Texas Medicaid enrollment grew from 3.99 million in April 2020 to 5.12 million in December 2021. Much of that growth was due to the presumption of continuous eligibility. Under SB 745, enrollees will be checked for eligibility and disenrolled if they no longer qualify. State officials aim to minimize disruption by giving priority to those who are most likely to continue benefits. For example, a mother who became eligible when she became pregnant two years ago is more likely to transfer off Medicaid than her fully disabled neighbor and so will have eligibility redetermined first.

Texas has increased staff for the extra services required to unwind pandemic-era eligibility standards. Since April 2022, the Texas Health and Human Services Commission has added 1,000 eligibility staff to its workforce.

Recession-Ready

Other states are using vendors to help locate vulnerable enrollees and manage their redetermination while recapturing costs by eliminating waste, fraud, and abuse.

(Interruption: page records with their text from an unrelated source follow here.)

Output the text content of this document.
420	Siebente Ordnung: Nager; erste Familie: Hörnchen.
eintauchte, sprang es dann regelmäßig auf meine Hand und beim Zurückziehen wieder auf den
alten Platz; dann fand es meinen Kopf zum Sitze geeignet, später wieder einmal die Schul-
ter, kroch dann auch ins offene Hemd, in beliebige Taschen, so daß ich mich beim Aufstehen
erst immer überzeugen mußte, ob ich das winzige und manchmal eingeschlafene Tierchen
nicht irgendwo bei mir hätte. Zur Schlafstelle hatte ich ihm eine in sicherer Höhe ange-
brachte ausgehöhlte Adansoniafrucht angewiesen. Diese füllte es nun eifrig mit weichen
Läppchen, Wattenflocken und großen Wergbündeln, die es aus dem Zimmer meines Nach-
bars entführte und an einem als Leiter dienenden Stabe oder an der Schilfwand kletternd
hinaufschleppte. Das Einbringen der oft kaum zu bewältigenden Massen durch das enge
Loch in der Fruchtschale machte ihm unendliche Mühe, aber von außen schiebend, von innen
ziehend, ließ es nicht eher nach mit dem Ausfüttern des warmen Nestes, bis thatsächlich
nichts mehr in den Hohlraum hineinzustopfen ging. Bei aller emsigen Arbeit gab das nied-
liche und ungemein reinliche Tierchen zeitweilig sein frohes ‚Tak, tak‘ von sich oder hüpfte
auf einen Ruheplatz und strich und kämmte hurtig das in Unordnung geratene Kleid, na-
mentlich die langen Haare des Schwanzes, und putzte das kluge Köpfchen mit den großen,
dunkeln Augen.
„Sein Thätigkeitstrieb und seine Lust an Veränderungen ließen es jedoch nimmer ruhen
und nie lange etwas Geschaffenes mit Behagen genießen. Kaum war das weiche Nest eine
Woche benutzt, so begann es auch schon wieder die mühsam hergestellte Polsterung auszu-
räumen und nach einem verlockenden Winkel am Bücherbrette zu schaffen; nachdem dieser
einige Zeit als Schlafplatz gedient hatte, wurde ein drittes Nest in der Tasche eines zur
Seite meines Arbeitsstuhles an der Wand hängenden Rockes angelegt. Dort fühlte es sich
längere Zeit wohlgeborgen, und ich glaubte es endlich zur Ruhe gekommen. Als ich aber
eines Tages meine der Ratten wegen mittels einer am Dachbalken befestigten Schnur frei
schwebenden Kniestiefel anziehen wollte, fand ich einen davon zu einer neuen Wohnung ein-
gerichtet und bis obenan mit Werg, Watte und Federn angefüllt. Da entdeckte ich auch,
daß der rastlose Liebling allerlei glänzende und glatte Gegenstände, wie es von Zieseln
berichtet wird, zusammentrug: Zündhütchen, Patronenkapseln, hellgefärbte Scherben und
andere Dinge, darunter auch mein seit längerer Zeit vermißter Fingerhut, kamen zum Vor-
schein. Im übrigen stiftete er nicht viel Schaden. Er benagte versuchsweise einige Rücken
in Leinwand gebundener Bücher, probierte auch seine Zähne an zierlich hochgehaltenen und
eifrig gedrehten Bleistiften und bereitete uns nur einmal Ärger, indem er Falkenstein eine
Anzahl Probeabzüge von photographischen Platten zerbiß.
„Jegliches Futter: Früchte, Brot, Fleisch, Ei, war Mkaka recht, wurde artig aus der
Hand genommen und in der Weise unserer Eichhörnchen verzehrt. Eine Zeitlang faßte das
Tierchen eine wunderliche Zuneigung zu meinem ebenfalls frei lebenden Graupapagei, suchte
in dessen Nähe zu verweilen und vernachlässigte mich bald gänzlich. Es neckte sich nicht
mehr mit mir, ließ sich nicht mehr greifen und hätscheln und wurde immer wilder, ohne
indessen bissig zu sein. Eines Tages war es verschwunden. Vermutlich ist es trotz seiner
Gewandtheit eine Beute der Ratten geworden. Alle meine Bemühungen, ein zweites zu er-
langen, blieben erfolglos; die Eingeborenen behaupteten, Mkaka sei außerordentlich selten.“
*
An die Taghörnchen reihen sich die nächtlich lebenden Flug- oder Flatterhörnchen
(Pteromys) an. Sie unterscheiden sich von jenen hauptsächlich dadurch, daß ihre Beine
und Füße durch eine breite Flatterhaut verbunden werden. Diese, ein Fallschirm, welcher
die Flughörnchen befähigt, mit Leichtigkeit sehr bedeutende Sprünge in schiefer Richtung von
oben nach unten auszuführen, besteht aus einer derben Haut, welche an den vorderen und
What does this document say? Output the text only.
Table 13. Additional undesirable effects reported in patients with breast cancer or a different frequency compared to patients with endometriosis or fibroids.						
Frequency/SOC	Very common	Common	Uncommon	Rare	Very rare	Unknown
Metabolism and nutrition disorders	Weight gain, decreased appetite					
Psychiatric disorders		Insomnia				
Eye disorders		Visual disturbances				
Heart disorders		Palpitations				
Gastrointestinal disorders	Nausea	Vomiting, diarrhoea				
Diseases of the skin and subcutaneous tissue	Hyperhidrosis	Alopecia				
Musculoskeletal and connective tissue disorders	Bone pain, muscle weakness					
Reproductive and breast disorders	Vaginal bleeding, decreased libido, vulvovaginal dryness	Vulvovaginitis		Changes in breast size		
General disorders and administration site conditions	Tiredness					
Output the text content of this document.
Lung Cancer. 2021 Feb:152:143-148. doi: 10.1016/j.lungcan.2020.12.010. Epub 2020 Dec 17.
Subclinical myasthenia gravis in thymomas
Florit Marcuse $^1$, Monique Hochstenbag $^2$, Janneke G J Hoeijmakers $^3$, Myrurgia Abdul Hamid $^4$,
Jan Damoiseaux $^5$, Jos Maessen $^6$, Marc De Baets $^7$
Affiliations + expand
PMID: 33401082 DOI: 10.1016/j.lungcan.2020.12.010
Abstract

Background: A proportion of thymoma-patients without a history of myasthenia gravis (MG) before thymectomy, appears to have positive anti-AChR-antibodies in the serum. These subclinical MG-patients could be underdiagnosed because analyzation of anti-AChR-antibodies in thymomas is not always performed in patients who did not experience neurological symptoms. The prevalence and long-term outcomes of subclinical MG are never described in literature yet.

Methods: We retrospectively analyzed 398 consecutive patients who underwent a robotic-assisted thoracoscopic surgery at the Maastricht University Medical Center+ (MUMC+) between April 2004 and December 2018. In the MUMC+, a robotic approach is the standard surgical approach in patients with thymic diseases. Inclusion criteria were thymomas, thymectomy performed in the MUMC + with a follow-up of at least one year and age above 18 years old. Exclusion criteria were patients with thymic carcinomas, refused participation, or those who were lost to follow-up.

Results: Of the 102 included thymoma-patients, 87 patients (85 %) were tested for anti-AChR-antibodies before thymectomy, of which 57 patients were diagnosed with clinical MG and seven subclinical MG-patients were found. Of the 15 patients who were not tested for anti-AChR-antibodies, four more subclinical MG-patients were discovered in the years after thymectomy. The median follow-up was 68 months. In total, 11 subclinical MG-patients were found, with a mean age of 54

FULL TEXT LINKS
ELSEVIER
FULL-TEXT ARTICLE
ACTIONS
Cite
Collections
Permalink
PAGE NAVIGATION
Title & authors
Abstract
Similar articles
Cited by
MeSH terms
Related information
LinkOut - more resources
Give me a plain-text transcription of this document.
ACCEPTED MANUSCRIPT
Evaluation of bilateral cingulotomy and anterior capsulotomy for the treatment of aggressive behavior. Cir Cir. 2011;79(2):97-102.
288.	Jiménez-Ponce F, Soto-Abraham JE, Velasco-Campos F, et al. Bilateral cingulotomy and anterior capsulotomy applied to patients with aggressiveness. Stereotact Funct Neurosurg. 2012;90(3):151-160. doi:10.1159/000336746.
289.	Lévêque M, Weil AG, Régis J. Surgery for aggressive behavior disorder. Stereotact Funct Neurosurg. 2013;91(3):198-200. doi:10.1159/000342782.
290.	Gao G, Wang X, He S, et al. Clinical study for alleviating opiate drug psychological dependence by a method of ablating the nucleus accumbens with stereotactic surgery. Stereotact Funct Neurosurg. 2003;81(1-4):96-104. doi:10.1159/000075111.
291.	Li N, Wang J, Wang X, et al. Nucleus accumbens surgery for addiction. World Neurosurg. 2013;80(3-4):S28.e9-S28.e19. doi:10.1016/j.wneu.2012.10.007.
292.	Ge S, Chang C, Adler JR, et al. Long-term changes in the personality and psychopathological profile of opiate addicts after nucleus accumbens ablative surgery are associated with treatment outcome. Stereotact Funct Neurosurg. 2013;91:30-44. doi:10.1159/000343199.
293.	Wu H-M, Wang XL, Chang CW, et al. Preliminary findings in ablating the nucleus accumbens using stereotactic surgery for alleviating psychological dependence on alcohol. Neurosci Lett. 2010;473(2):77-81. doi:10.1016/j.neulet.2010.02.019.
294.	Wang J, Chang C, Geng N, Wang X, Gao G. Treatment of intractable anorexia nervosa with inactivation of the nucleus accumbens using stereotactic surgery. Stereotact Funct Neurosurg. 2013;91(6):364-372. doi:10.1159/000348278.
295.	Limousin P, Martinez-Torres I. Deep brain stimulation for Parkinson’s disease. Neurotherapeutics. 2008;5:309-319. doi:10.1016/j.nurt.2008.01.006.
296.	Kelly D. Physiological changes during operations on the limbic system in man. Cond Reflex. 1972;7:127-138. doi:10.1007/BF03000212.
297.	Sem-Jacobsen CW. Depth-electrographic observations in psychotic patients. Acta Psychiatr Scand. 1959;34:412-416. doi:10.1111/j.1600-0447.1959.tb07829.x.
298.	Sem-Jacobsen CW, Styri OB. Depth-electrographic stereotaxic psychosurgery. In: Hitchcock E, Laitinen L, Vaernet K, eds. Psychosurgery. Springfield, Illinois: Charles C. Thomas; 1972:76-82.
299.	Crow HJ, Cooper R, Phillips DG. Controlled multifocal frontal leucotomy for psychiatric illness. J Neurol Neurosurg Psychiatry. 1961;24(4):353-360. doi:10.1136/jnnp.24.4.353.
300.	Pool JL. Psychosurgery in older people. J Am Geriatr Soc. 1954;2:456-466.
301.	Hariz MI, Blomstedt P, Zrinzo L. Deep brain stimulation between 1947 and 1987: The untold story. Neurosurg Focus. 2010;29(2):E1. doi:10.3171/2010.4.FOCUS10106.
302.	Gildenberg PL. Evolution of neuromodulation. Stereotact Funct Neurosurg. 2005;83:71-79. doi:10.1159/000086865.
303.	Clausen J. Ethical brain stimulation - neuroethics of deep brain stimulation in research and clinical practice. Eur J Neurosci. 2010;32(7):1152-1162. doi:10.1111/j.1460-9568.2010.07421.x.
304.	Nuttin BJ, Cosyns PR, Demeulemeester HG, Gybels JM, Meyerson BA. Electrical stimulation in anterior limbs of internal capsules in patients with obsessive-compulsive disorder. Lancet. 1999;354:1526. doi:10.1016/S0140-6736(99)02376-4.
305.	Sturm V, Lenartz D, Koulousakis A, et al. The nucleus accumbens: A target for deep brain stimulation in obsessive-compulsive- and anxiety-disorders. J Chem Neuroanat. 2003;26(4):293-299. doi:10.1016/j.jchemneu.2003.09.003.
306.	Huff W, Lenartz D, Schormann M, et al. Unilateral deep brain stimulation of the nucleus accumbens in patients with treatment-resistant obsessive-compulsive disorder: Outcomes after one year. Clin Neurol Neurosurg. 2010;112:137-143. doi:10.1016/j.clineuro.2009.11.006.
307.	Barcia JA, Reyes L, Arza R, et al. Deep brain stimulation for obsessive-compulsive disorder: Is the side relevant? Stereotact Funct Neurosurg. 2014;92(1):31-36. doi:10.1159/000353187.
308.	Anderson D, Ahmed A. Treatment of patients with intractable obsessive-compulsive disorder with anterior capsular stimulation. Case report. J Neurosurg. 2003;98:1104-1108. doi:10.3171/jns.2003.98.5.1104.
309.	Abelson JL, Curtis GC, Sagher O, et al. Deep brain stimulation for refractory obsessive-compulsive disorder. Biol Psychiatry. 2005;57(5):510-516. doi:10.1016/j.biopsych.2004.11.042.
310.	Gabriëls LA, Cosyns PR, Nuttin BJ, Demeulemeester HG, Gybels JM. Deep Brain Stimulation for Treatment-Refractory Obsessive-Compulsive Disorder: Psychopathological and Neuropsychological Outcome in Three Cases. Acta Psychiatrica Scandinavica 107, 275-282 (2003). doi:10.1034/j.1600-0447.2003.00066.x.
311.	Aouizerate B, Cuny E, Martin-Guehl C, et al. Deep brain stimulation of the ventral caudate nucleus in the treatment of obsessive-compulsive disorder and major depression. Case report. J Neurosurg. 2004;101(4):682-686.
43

In Iowa, SF 494, signed into law by Gov. Kim Reynolds on June 1, tackles redetermination with the help of contracted consultants. States should continue to find meaningful ways to communicate with program enrollees to help determine their eligibility for scarce health care resources.

The Paragon Health Institute has published a list of specific steps states can take and published a paper on the cost of delaying disenrollment.

As unemployment increases, so does the size and cost of Medicaid. A future recession may give state legislators little choice but to stop paying for the health care of people who don’t qualify for Medicaid, and consider prosecuting those who are stealing health care resources from those who need it the most.